Ettercap has a filter capability, with a filter language and the "etterfilter" compiler for it. Glance at the filter we will use:

cat   ~/laughingskull.filter

It expresses:

  search for:  img src=
  replace with:  img src=http://10.1.1.2/laughingskull.gif

This inserts the appropriate html to make the page fetch our image, foreign to the one it's written to fetch. Run the web browser on node3 to browse node4 again. On node3:

lynx  10.1.2.4

It gets the default web page containing its photo of a laughing skull "laughingskull.gif." In lynx it looks like this:

while in a graphical browser it would have this appearance:

Ettercap has caused the client browser's received page to differ from the server's sent one. It did it by 1) datastream diversion to/through itself, and 2) dynamic search and replace on the datastream's in-transit html.

When you are finished you can poweroff all the virtual machines, from the host machine's prompt (linux or Apple "terminal," Windows "command box"):

vmconfigure-poweroff

and further, if you don't plan to return to the experiment, clean away the VMs:

vmconfigure-destroy

But further, if you don't want to destroy the exercise and might want to return to it, you will need at that time to re-run vmconfigure-guestOS-internal-settings to restore transient settings (like IP addresses and route tables) that are lost upon poweroff.

What can go wrong

screen gets messed up or unresponsive following a command - issue the "reset" command (blindly type it even if the screen won't show the echo).

Questions for you to answer

1. If node1 is a "man in the middle" then node4 is an "odd man out." In particular, node 4 was unaccounted for in section 3 "Recording actual address mappings." Later you arp poisoned node2 and node0 from node1; how about arp poisoning node 4 from node1? You accomplish poisoning by sending a crafted arp message to a node. Comment on the ways and means of poisoning node4 from node1.

2. Answer the question at the end of section 6. Under the circumstances of that section, "How does traffic between node2 and node0 get from node2 to node0?"

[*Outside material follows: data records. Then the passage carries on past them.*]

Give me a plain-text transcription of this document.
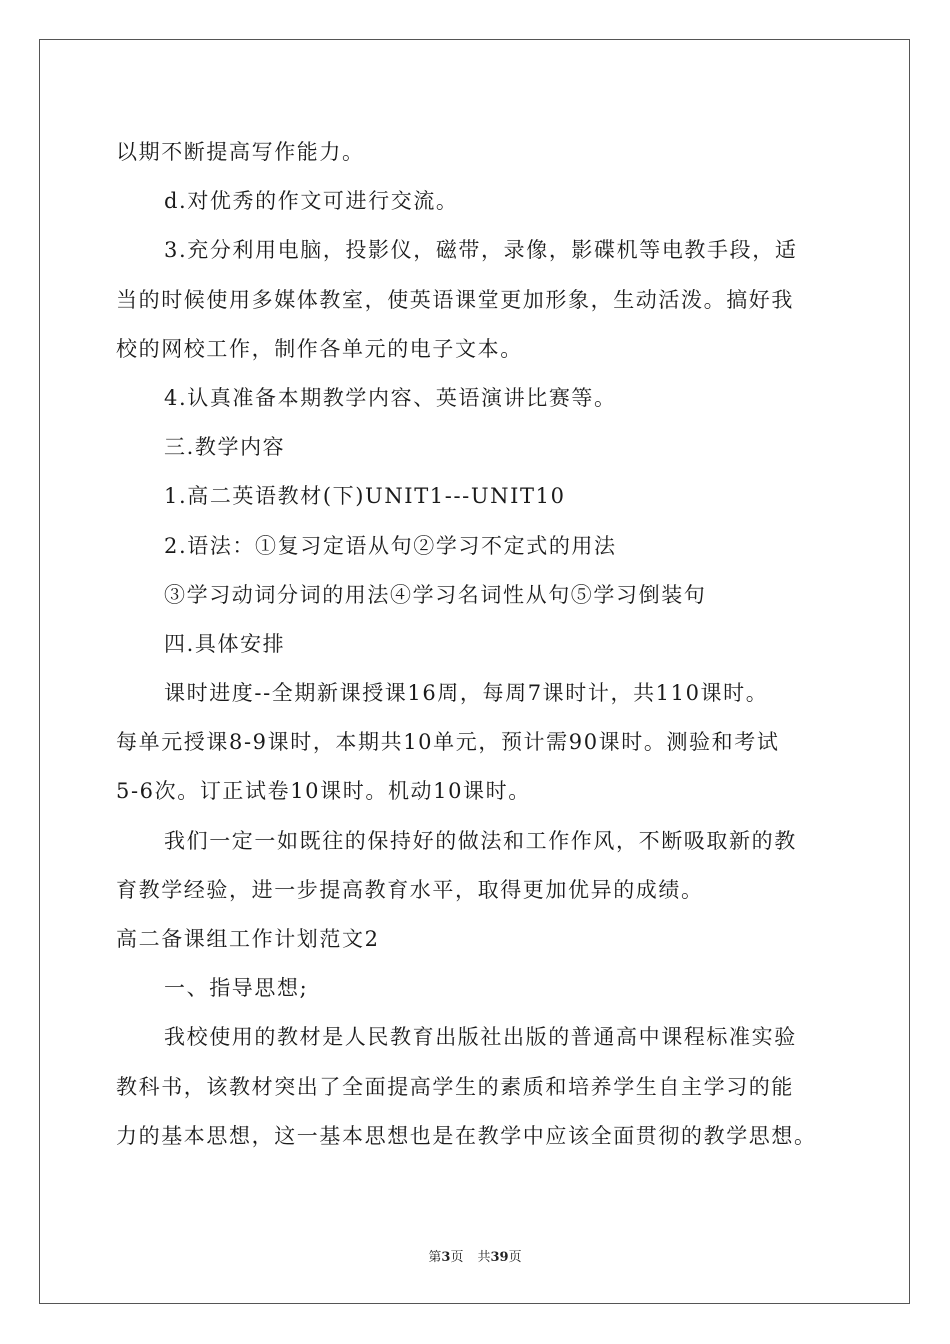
以期不断提高写作能力。
d.对优秀的作文可进行交流。
3.充分利用电脑，投影仪，磁带，录像，影碟机等电教手段，适
当的时候使用多媒体教室，使英语课堂更加形象，生动活泼。搞好我
校的网校工作，制作各单元的电子文本。
4.认真准备本期教学内容、英语演讲比赛等。
三.教学内容
1.高二英语教材(下)UNIT1---UNIT10
2.语法：①复习定语从句②学习不定式的用法
③学习动词分词的用法④学习名词性从句⑤学习倒装句
四.具体安排
课时进度--全期新课授课16周，每周7课时计，共110课时。
每单元授课8-9课时，本期共10单元，预计需90课时。测验和考试
5-6次。订正试卷10课时。机动10课时。
我们一定一如既往的保持好的做法和工作作风，不断吸取新的教
育教学经验，进一步提高教育水平，取得更加优异的成绩。
高二备课组工作计划范文2
一、指导思想;
我校使用的教材是人民教育出版社出版的普通高中课程标准实验
教科书，该教材突出了全面提高学生的素质和培养学生自主学习的能
力的基本思想，这一基本思想也是在教学中应该全面贯彻的教学思想。
第3页 共39页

3. Answer the question at the end of section 7, "How?" Recall that node2 logged into ftp on node4 and somehow node1 figured out the user password given by node2. How?

4. Imagine you run a web hosting company. The manager at one of your clients, a medium sized business, calls you in alarm and reports the apparent defacement of his website running on your host machine. Images on the site have all been replaced with various hacker images like the laughing skull. He heard about it from several of his employees, then saw it with his own eyes on their terminals. His website has fallen victim to the same mischief as the one on our node4. What is your course of action?